CASO MONCLER: NONOSTANTE GLI ATTACCHI IL BRAND INTERNAZIONALE È RIUSCITO A SALVARE LA SUA REPUTATION

Un caso di crisi reputazionale molto “chiacchierato”, protagonista della puntata di Report dello scorso 2 novembre 2015.  La trasmissione televisiva denunciò la delocalizzazione della produzione nell’ Est Europa, relativo maltrattamento delle oche e infine la bassa qualità del prodotto finale.
L’Azienda venne attaccata su temi estremamente sensibili e sentiti tra l’opinione pubblica: sostenibilità, responsabilità sociale e qualità. A queste accuse seguirono pesanti insulti e critiche su Twitter e Facebook.
Moncler la ditta in questione ha dimostrato di essere in grado di gestire un evento di crisis management in maniera efficace e con toni professionali. Sul sito ufficiale e sui social il brand, sin da subito, si prodigò di spiegare la sua posizione ufficiale con dati e informazioni.

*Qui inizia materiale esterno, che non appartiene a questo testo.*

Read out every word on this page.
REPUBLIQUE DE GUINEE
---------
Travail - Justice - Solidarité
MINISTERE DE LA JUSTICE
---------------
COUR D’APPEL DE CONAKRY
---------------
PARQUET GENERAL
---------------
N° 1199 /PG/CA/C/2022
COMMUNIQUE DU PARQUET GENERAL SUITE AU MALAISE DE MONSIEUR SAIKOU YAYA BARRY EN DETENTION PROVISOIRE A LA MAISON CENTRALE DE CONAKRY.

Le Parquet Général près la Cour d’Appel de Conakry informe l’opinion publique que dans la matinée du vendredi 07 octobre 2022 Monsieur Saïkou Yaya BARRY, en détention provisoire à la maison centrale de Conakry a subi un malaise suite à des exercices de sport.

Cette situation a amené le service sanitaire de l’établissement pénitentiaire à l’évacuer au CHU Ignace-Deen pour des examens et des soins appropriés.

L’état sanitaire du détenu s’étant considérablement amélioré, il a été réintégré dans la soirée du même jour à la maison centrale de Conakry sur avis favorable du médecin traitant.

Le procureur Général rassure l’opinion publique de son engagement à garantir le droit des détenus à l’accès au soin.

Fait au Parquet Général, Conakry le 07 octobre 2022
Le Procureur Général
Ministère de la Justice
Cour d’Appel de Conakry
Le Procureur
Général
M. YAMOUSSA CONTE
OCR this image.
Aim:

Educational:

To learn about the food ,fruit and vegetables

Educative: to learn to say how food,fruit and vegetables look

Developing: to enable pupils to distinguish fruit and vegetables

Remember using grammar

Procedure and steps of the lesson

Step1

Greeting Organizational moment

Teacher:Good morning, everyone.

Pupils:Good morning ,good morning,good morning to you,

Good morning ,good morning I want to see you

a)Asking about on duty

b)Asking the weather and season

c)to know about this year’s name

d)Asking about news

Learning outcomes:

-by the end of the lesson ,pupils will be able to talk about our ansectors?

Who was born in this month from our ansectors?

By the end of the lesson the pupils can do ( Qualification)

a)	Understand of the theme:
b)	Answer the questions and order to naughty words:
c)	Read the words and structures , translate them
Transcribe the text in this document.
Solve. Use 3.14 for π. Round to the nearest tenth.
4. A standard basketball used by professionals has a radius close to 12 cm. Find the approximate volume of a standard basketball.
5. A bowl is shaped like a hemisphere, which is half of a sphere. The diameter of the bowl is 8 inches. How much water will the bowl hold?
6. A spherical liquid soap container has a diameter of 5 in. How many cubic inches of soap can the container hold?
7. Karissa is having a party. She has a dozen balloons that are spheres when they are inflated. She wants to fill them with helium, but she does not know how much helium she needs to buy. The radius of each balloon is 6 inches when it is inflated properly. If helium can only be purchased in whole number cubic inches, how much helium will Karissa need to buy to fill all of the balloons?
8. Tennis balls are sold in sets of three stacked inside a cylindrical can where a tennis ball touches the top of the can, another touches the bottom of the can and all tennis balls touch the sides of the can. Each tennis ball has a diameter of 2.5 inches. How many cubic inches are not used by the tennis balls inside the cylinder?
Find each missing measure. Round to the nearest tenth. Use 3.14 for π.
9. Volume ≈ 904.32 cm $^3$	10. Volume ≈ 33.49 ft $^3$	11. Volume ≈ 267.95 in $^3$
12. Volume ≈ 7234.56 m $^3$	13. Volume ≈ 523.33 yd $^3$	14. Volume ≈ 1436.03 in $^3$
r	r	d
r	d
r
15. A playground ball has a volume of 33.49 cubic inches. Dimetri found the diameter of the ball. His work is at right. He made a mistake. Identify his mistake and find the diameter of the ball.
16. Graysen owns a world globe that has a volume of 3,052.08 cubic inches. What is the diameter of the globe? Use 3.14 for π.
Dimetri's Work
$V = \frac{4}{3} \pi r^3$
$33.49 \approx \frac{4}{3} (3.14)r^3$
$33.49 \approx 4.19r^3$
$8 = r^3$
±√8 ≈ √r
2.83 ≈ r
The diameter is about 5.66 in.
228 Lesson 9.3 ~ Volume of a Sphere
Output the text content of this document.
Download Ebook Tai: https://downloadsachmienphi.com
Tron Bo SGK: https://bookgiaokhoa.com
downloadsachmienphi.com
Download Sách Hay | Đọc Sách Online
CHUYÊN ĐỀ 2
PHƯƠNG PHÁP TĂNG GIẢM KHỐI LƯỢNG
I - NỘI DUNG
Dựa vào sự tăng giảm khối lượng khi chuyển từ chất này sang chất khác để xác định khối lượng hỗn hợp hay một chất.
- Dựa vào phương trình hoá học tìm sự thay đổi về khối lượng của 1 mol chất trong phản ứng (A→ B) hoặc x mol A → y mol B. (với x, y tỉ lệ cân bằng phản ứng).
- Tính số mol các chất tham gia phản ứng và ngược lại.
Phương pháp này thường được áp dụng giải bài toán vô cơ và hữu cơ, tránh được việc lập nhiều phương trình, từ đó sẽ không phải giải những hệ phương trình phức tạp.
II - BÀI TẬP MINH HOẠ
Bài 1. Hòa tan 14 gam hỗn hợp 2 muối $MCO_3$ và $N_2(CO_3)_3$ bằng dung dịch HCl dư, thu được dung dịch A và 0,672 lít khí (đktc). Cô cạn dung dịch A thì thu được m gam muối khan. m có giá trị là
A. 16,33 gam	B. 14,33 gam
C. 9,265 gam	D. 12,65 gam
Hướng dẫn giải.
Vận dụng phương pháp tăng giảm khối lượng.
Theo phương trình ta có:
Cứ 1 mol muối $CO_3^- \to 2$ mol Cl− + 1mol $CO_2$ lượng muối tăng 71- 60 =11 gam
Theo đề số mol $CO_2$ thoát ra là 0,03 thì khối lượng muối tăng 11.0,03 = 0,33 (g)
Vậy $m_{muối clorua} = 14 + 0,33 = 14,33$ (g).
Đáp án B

I punti di forza nella comunicazione d’impresa di Moncler sono stati molti e i più visibili e decisivi sono le:

    • Risposte chiare, decisive e tempestive;
    • Moncler ha agito nelle prime 24h, e non si è scagliata contro il popolo della rete né l’ha ignorato, e cosa più importante ha instaurato un dialogo che coinvolgesse diversi mezzi di comunicazione;

La strategia di comunicazione adottata dal brand in questa delicata situazione di crisi reputazionale è risultata vincente.La risposta dell’ azienda è stata puntuale e non sono stata rivolte accuse contro il popolo della rete, né è stato ignorato, e cosa più importante è stato instaurato un dialogo che coinvolgesse diversi mezzi di comunicazione.